途中で工事のオッちゃんが峠まで「あと4km」なんて言うもので嬉しくなったが、全然峠は見えてこない。

左側の崖がものすごい高さになっている、のぞき込むと目がくらむ様な断崖。雪が止んで、晴れ間が広がったかと思うとまた雪が降り出す、晴れ間の時の雲の流れがとんでもなく速い。

山はまだ上がありそうだ。今度はピッとした工事監督の様な人に「峠まであとどれくらいですか?」と尋ねる「あと5km」だと言われた、「さっきより増えていやがる」この5kmどんな5kmだ、えらい長いぞ。

また雪が降ってきた、夕方でかなり寒い、風もある。やっとこ、やっとこ雪で遮られる視界の中頂上らしきが見えた、夜7時。

ここから進むか?留まるか?「行けるだけ行っとけ!」と自分に言い聞かせ薄暗い雪道を歩き出したが明らかに「これはやばい」。

頂上は4600m、雪、風、寒さ・・・・「あぶねえぜ。本当に」ってもう一人の自分が言った。

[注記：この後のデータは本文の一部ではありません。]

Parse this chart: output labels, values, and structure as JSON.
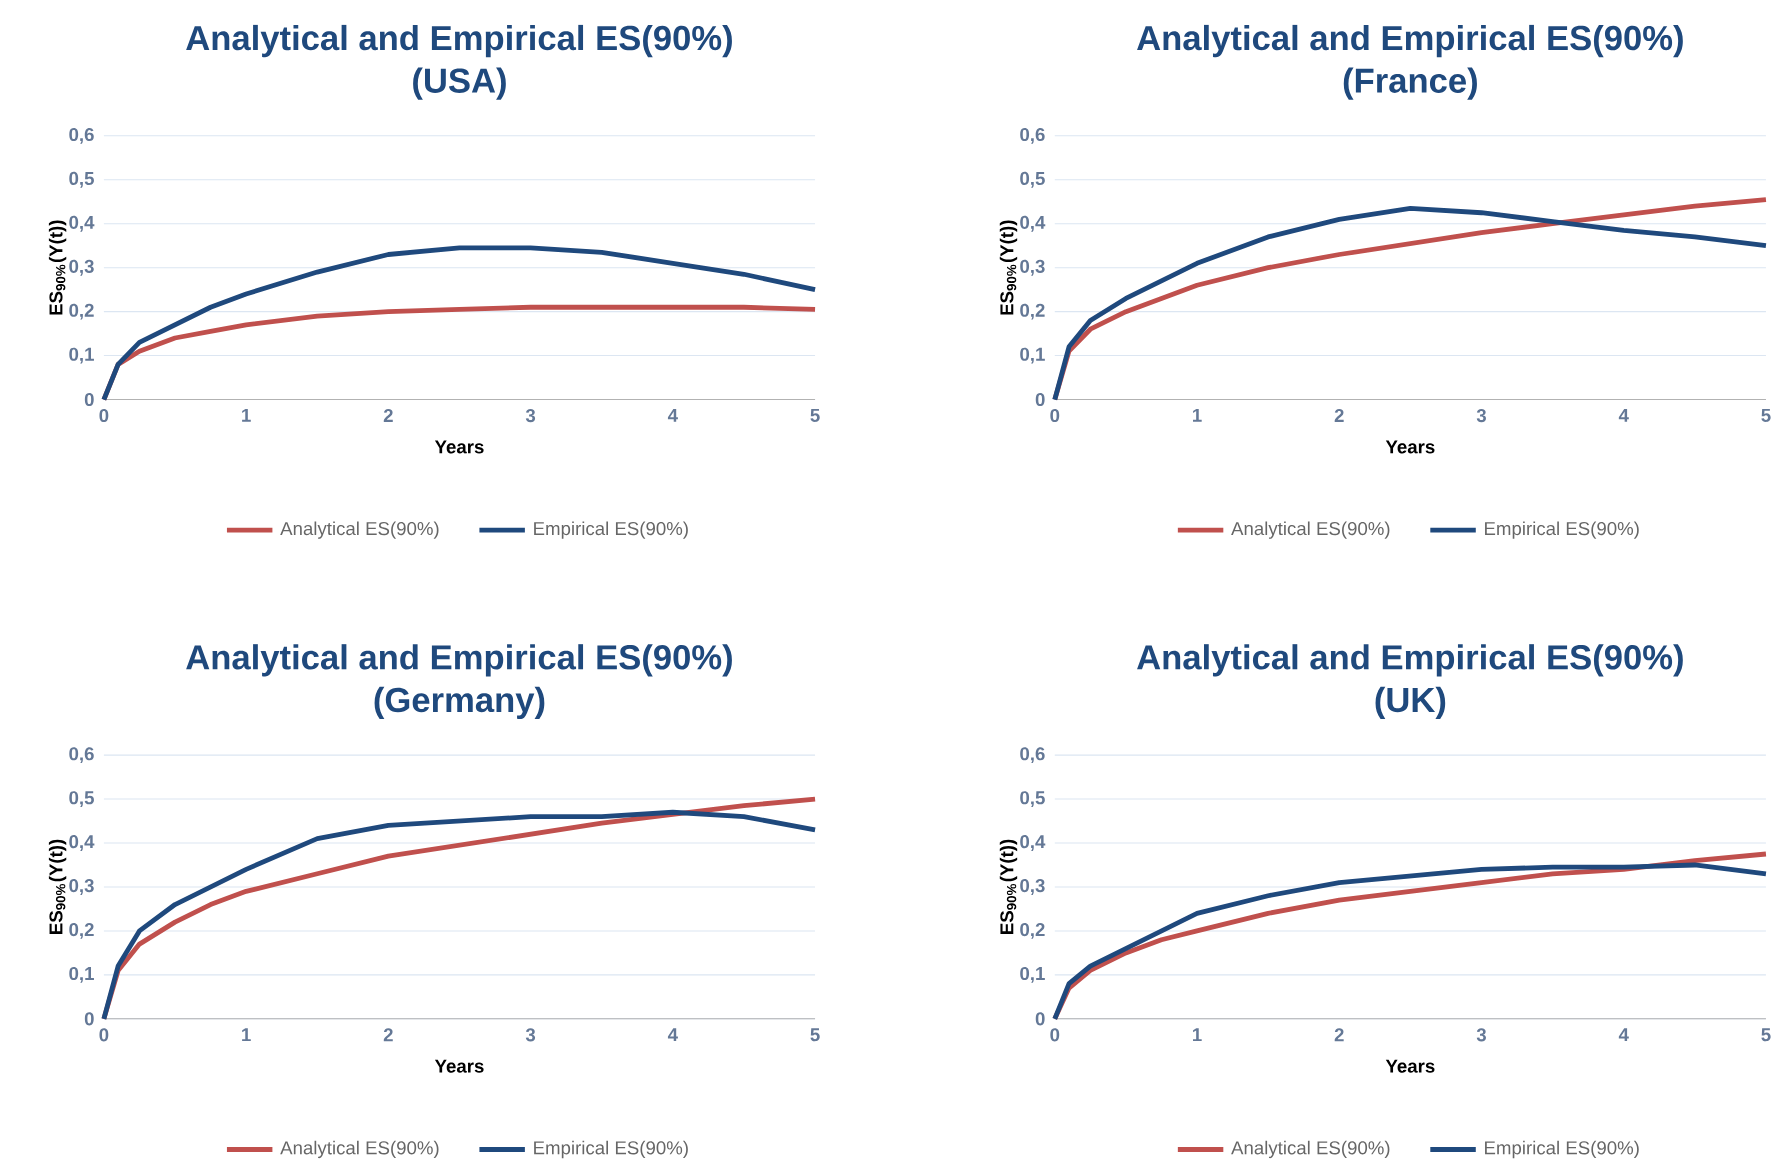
{
  "chart_data": [
    {
      "type": "line",
      "title": "Analytical and Empirical ES(90%)",
      "subtitle": "(USA)",
      "xlabel": "Years",
      "ylabel": "ES$_{90%}$(Y(t))",
      "grid": "y",
      "legend": "bottom",
      "xlim": [
        0,
        5
      ],
      "ylim": [
        0,
        0.6
      ],
      "xticks": [
        0,
        1,
        2,
        3,
        4,
        5
      ],
      "yticks": [
        0,
        {
          "value": 0.1,
          "label": "0,1"
        },
        {
          "value": 0.2,
          "label": "0,2"
        },
        {
          "value": 0.3,
          "label": "0,3"
        },
        {
          "value": 0.4,
          "label": "0,4"
        },
        {
          "value": 0.5,
          "label": "0,5"
        },
        {
          "value": 0.6,
          "label": "0,6"
        }
      ],
      "x": [
        0,
        0.1,
        0.25,
        0.5,
        0.75,
        1,
        1.5,
        2,
        2.5,
        3,
        3.5,
        4,
        4.5,
        5
      ],
      "series": [
        {
          "name": "Analytical ES(90%)",
          "color": "#c0504d",
          "values": [
            0,
            0.08,
            0.11,
            0.14,
            0.155,
            0.17,
            0.19,
            0.2,
            0.205,
            0.21,
            0.21,
            0.21,
            0.21,
            0.205
          ]
        },
        {
          "name": "Empirical ES(90%)",
          "color": "#1f497d",
          "values": [
            0,
            0.08,
            0.13,
            0.17,
            0.21,
            0.24,
            0.29,
            0.33,
            0.345,
            0.345,
            0.335,
            0.31,
            0.285,
            0.25
          ]
        }
      ]
    },
    {
      "type": "line",
      "title": "Analytical and Empirical ES(90%)",
      "subtitle": "(France)",
      "xlabel": "Years",
      "ylabel": "ES$_{90%}$(Y(t))",
      "grid": "y",
      "legend": "bottom",
      "xlim": [
        0,
        5
      ],
      "ylim": [
        0,
        0.6
      ],
      "xticks": [
        0,
        1,
        2,
        3,
        4,
        5
      ],
      "yticks": [
        0,
        {
          "value": 0.1,
          "label": "0,1"
        },
        {
          "value": 0.2,
          "label": "0,2"
        },
        {
          "value": 0.3,
          "label": "0,3"
        },
        {
          "value": 0.4,
          "label": "0,4"
        },
        {
          "value": 0.5,
          "label": "0,5"
        },
        {
          "value": 0.6,
          "label": "0,6"
        }
      ],
      "x": [
        0,
        0.1,
        0.25,
        0.5,
        0.75,
        1,
        1.5,
        2,
        2.5,
        3,
        3.5,
        4,
        4.5,
        5
      ],
      "series": [
        {
          "name": "Analytical ES(90%)",
          "color": "#c0504d",
          "values": [
            0,
            0.11,
            0.16,
            0.2,
            0.23,
            0.26,
            0.3,
            0.33,
            0.355,
            0.38,
            0.4,
            0.42,
            0.44,
            0.455
          ]
        },
        {
          "name": "Empirical ES(90%)",
          "color": "#1f497d",
          "values": [
            0,
            0.12,
            0.18,
            0.23,
            0.27,
            0.31,
            0.37,
            0.41,
            0.435,
            0.425,
            0.405,
            0.385,
            0.37,
            0.35
          ]
        }
      ]
    },
    {
      "type": "line",
      "title": "Analytical and Empirical ES(90%)",
      "subtitle": "(Germany)",
      "xlabel": "Years",
      "ylabel": "ES$_{90%}$(Y(t))",
      "grid": "y",
      "legend": "bottom",
      "xlim": [
        0,
        5
      ],
      "ylim": [
        0,
        0.6
      ],
      "xticks": [
        0,
        1,
        2,
        3,
        4,
        5
      ],
      "yticks": [
        0,
        {
          "value": 0.1,
          "label": "0,1"
        },
        {
          "value": 0.2,
          "label": "0,2"
        },
        {
          "value": 0.3,
          "label": "0,3"
        },
        {
          "value": 0.4,
          "label": "0,4"
        },
        {
          "value": 0.5,
          "label": "0,5"
        },
        {
          "value": 0.6,
          "label": "0,6"
        }
      ],
      "x": [
        0,
        0.1,
        0.25,
        0.5,
        0.75,
        1,
        1.5,
        2,
        2.5,
        3,
        3.5,
        4,
        4.5,
        5
      ],
      "series": [
        {
          "name": "Analytical ES(90%)",
          "color": "#c0504d",
          "values": [
            0,
            0.11,
            0.17,
            0.22,
            0.26,
            0.29,
            0.33,
            0.37,
            0.395,
            0.42,
            0.445,
            0.465,
            0.485,
            0.5
          ]
        },
        {
          "name": "Empirical ES(90%)",
          "color": "#1f497d",
          "values": [
            0,
            0.12,
            0.2,
            0.26,
            0.3,
            0.34,
            0.41,
            0.44,
            0.45,
            0.46,
            0.46,
            0.47,
            0.46,
            0.43
          ]
        }
      ]
    },
    {
      "type": "line",
      "title": "Analytical and Empirical ES(90%)",
      "subtitle": "(UK)",
      "xlabel": "Years",
      "ylabel": "ES$_{90%}$(Y(t))",
      "grid": "y",
      "legend": "bottom",
      "xlim": [
        0,
        5
      ],
      "ylim": [
        0,
        0.6
      ],
      "xticks": [
        0,
        1,
        2,
        3,
        4,
        5
      ],
      "yticks": [
        0,
        {
          "value": 0.1,
          "label": "0,1"
        },
        {
          "value": 0.2,
          "label": "0,2"
        },
        {
          "value": 0.3,
          "label": "0,3"
        },
        {
          "value": 0.4,
          "label": "0,4"
        },
        {
          "value": 0.5,
          "label": "0,5"
        },
        {
          "value": 0.6,
          "label": "0,6"
        }
      ],
      "x": [
        0,
        0.1,
        0.25,
        0.5,
        0.75,
        1,
        1.5,
        2,
        2.5,
        3,
        3.5,
        4,
        4.5,
        5
      ],
      "series": [
        {
          "name": "Analytical ES(90%)",
          "color": "#c0504d",
          "values": [
            0,
            0.07,
            0.11,
            0.15,
            0.18,
            0.2,
            0.24,
            0.27,
            0.29,
            0.31,
            0.33,
            0.34,
            0.36,
            0.375
          ]
        },
        {
          "name": "Empirical ES(90%)",
          "color": "#1f497d",
          "values": [
            0,
            0.08,
            0.12,
            0.16,
            0.2,
            0.24,
            0.28,
            0.31,
            0.325,
            0.34,
            0.345,
            0.345,
            0.35,
            0.33
          ]
        }
      ]
    }
  ]
}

そいつに耳をかし、今日は体力温存で明日、アタックにしようと考えが変わった。

せっかく登って来たのでもったいなかったが、坂を下り戻る。さっきの通過した工事のテントのそばにテントをはらせてもらおう。

引き返して工事現場の近くにテントを張る
【写真】引き返して工事現場の近くにテントを張る

火にあたらせてもらえるかもしれないし。